Speech recognition with HARK consists of two main processes.

Feature extraction from an audio signal with HARK
Speech recognition with JuliusMFT

If you are performing speech recognition for the first time, it is better to modify the sample networks of speech recognition, as shown in the Appendix.

Feature extraction

MSLS and MFCC features are supported by HARK. As an example, we will explain how to extract audio feature consisting of MSLS, $\Delta$ MSLS, and $\Delta$ power, or MFCC, $\Delta$ MFCC, and $\Delta$ power.
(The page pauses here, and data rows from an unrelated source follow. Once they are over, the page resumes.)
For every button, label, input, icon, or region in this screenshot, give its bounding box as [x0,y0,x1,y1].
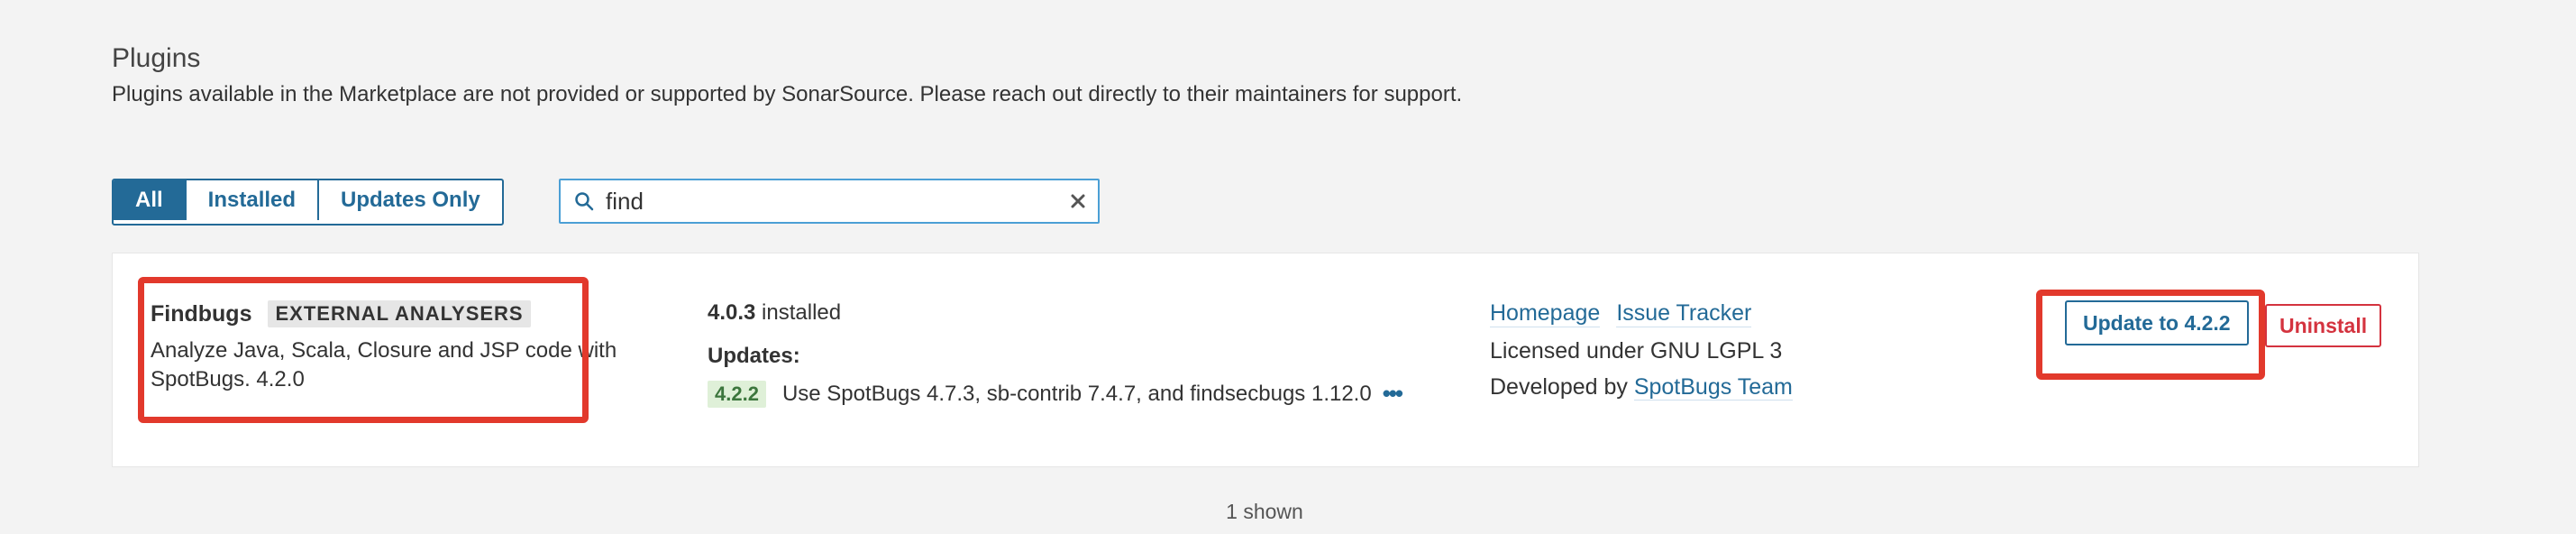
update-description: Use SpotBugs 4.7.3, sb-contrib 7.4.7, an… [781,381,1372,406]
more-icon[interactable]: ••• [1383,380,1403,408]
search-icon [566,180,602,222]
update-entry: 4.2.2 Use SpotBugs 4.7.3, sb-contrib 7.4… [708,380,1403,408]
filter-toggle-group: All Installed Updates Only [112,179,504,226]
plugin-links: Homepage Issue Tracker [1490,300,1768,327]
close-icon[interactable] [1058,180,1098,222]
plugin-description: Analyze Java, Scala, Closure and JSP cod… [151,338,617,391]
search-box [559,179,1100,224]
page-title: Plugins [112,43,201,74]
homepage-link[interactable]: Homepage [1490,300,1601,327]
license-text: Licensed under GNU LGPL 3 [1490,338,1783,364]
search-input[interactable] [602,187,1058,216]
uninstall-button[interactable]: Uninstall [2265,304,2382,347]
filter-installed-button[interactable]: Installed [187,180,320,220]
installed-version-number: 4.0.3 [708,300,756,325]
update-version-badge: 4.2.2 [708,380,766,408]
developed-by-label: Developed by [1490,374,1634,400]
installed-version: 4.0.3 installed [708,300,841,326]
developer-link[interactable]: SpotBugs Team [1633,374,1793,400]
results-count: 1 shown [1226,500,1303,523]
plugin-header: Findbugs EXTERNAL ANALYSERS [151,300,531,327]
plugin-name: Findbugs [151,300,252,327]
issue-tracker-link[interactable]: Issue Tracker [1616,300,1752,327]
filter-updates-only-button[interactable]: Updates Only [319,180,502,220]
updates-label: Updates: [708,344,800,368]
plugin-card: Findbugs EXTERNAL ANALYSERS Analyze Java… [112,253,2419,467]
filter-all-button[interactable]: All [114,180,187,220]
marketplace-notice: Plugins available in the Marketplace are… [112,82,1463,106]
category-badge: EXTERNAL ANALYSERS [268,300,531,327]
update-button[interactable]: Update to 4.2.2 [2065,300,2249,345]
developer-line: Developed by SpotBugs Team [1490,374,1809,400]
installed-suffix: installed [755,300,842,325]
$\includegraphics[width=\textwidth ]{fig/recipes/LearningHARK-recog-msls.png}$

Figure 2.12: MSLS

$\includegraphics[width=\textwidth ]{fig/recipes/LearningHARK-recog-mfcc.png}$

Figure 2.13: MFCC

Figure 2.12 and 2.13 shows network files to extract MSLS and MFCC features, respectively. PreEmphasis , MelFilterBank , Delta , FeatureRemover and either the MSLSExtraction orMFCCExtraction nodes are used. The SpeechRecognitionClient node sends the extracted feature to JuliusMFT by socket connection. Speech recognition is dependent on sound sources.

To save features, use the SaveFeatures or SaveHTKFeatures node.

Speech Recognition

JuliusMFT , which is based on Julius, is used to recognize the extracted features. If this is the first time you are using Julius, see the Julius web page and learn the basic usage of Julius.
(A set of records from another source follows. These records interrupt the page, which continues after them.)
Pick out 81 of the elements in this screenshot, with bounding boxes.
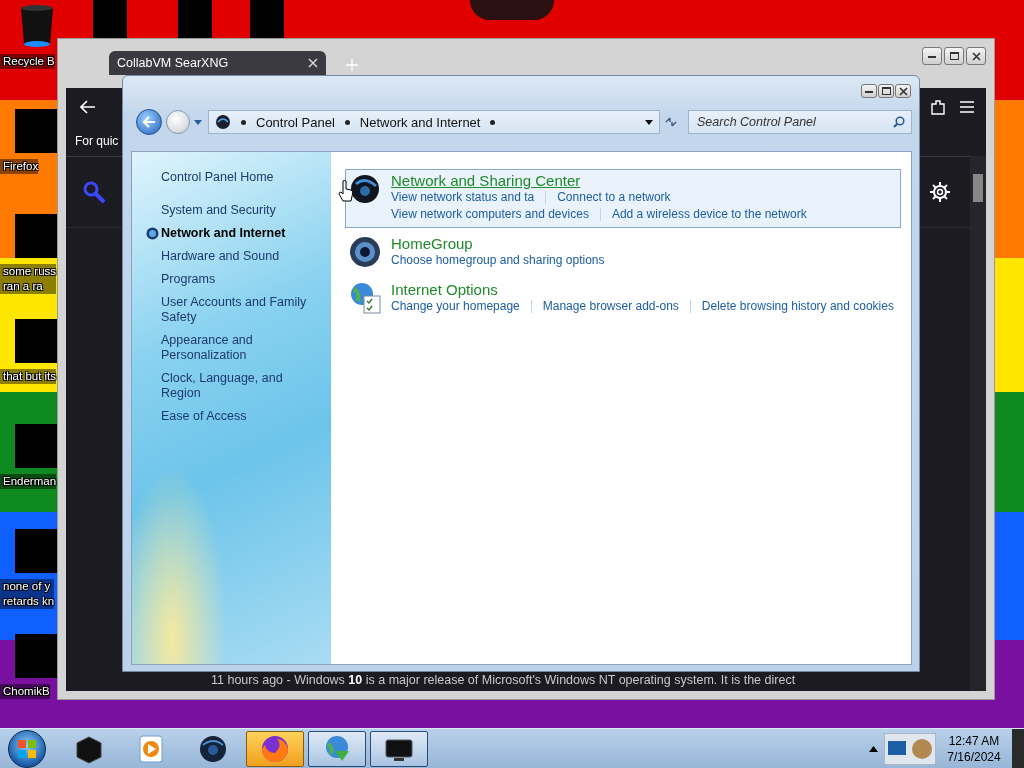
blacked-out-icon[interactable] [15,109,59,153]
category-title-link[interactable]: Internet Options [391,281,894,298]
minimize-icon [928,54,936,58]
minimize-icon [865,89,873,93]
hand-cursor-icon [338,180,354,202]
blacked-out-icon[interactable] [15,634,59,678]
scrollbar[interactable] [970,156,986,691]
minimize-button[interactable] [861,84,877,98]
sidebar-item[interactable]: Network and Internet [146,222,325,245]
search-field[interactable]: Search Control Panel [688,110,912,134]
address-bar[interactable]: Control Panel Network and Internet [208,110,660,134]
sidebar-item[interactable]: Appearance and Personalization [146,329,325,367]
sidebar-item[interactable]: Control Panel Home [146,166,325,189]
sidebar-item[interactable]: User Accounts and Family Safety [146,291,325,329]
sidebar-item[interactable]: Ease of Access [146,405,325,428]
back-button[interactable] [136,109,162,135]
category-title-link[interactable]: HomeGroup [391,235,605,252]
task-link[interactable]: Connect to a network [557,189,671,206]
search-icon[interactable] [82,180,106,204]
orb-icon [146,227,159,240]
close-button[interactable] [895,84,911,98]
network-globe-icon[interactable] [348,172,382,206]
desktop-icon-label[interactable]: Enderman [0,474,57,489]
minimize-button[interactable] [922,47,942,65]
settings-icon[interactable] [930,182,950,202]
sidebar-item[interactable]: Hardware and Sound [146,245,325,268]
close-icon [971,51,981,61]
blacked-out-icon[interactable] [15,424,59,468]
refresh-icon[interactable] [664,116,678,128]
up-arrow-icon[interactable] [869,745,878,752]
task-link[interactable]: Add a wireless device to the network [611,206,807,223]
hint-text: For quic [75,134,119,148]
clock-time[interactable]: 12:47 AM [948,732,1000,749]
tray-app-icon[interactable] [884,732,936,765]
blacked-out-icon[interactable] [15,214,59,258]
sidebar-item[interactable]: Clock, Language, and Region [146,367,325,405]
scrollbar-thumb[interactable] [973,174,983,202]
maximize-button[interactable] [944,47,964,65]
browser-tab[interactable]: CollabVM SearXNG [109,51,326,75]
homegroup-icon[interactable] [348,235,382,269]
maximize-icon [881,87,891,95]
desktop-icon-label[interactable]: some russ ran a ra [0,264,57,294]
maximize-button[interactable] [878,84,894,98]
desktop-icon-label[interactable]: Firefox [0,159,39,174]
task-link[interactable]: Delete browsing history and cookies [701,298,894,315]
globe-icon [215,114,231,130]
task-link[interactable]: View network status and ta [391,189,535,206]
breadcrumb[interactable]: Network and Internet [359,114,481,130]
desktop-icon-label[interactable]: ChomikB [0,684,50,699]
category-title-link[interactable]: Network and Sharing Center [391,172,807,189]
maximize-icon [949,52,959,60]
breadcrumb-separator-icon[interactable] [490,119,496,125]
task-link[interactable]: View network computers and devices [391,206,589,223]
breadcrumb-separator-icon[interactable] [241,119,246,125]
sidebar-item[interactable]: System and Security [146,199,325,222]
globe-checklist-icon[interactable] [348,281,382,315]
desktop-icon-label[interactable]: that but its [0,369,57,384]
breadcrumb[interactable]: Control Panel [256,114,335,130]
clock-date[interactable]: 7/16/2024 [947,748,1001,765]
breadcrumb-separator-icon[interactable] [344,119,350,125]
caret-icon[interactable] [645,119,653,125]
desktop-icon-label[interactable]: none of y retards kn [0,579,55,609]
search-icon[interactable] [893,116,905,128]
task-link[interactable]: Manage browser add-ons [542,298,679,315]
result-snippet: 11 hours ago - Windows 10 is a major release of Microsoft's Windows NT operating system. It is the direct [210,672,797,689]
back-arrow-icon [142,116,156,128]
sidebar-item[interactable]: Programs [146,268,325,291]
task-link[interactable]: Change your homepage [391,298,520,315]
start-button[interactable] [8,729,46,768]
close-button[interactable] [966,47,986,65]
blacked-out-icon[interactable] [15,319,59,363]
task-link[interactable]: Choose homegroup and sharing options [391,252,605,269]
windows-logo-icon [17,738,37,759]
blacked-out-icon[interactable] [15,529,59,573]
menu-icon[interactable] [960,101,974,113]
close-icon [898,86,908,96]
taskbar-button[interactable] [370,730,428,767]
close-icon[interactable] [308,58,318,68]
back-arrow-icon[interactable] [80,100,96,114]
taskbar-button[interactable] [308,730,366,767]
desktop-icon-label[interactable]: Recycle B [0,54,55,69]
Use “mfcnet” option for input format when you want to receive features with socket connections from HARK. The following is an example;

-input mfcnet
-plugindir /usr/lib/julius_plugin
-notypecheck
-h hmmdefs
-hlist triphones
-gram sample
-v sample.dict

The first three lines are necessary to receive features from HARK.
Line 1 to receive features from the socket connection,
Line 2 for the plugin enabling the use of the socket connection, Line 3 for MSLS feature.
The “-plugindir” option must be set correctly according to your environment.

Discussion

The simplest method consists of

Read monaural sound using AudioStreamFromMic node
Connect the output of the AudioStreamFromWave node to the input of the PreEmphasis node, as shown in Figure 2.12

If you want to recognize separated sound from the GHDSS node, connect the output of the GHDSS node to the Synthesize node in Figure 2.12 or 2.13.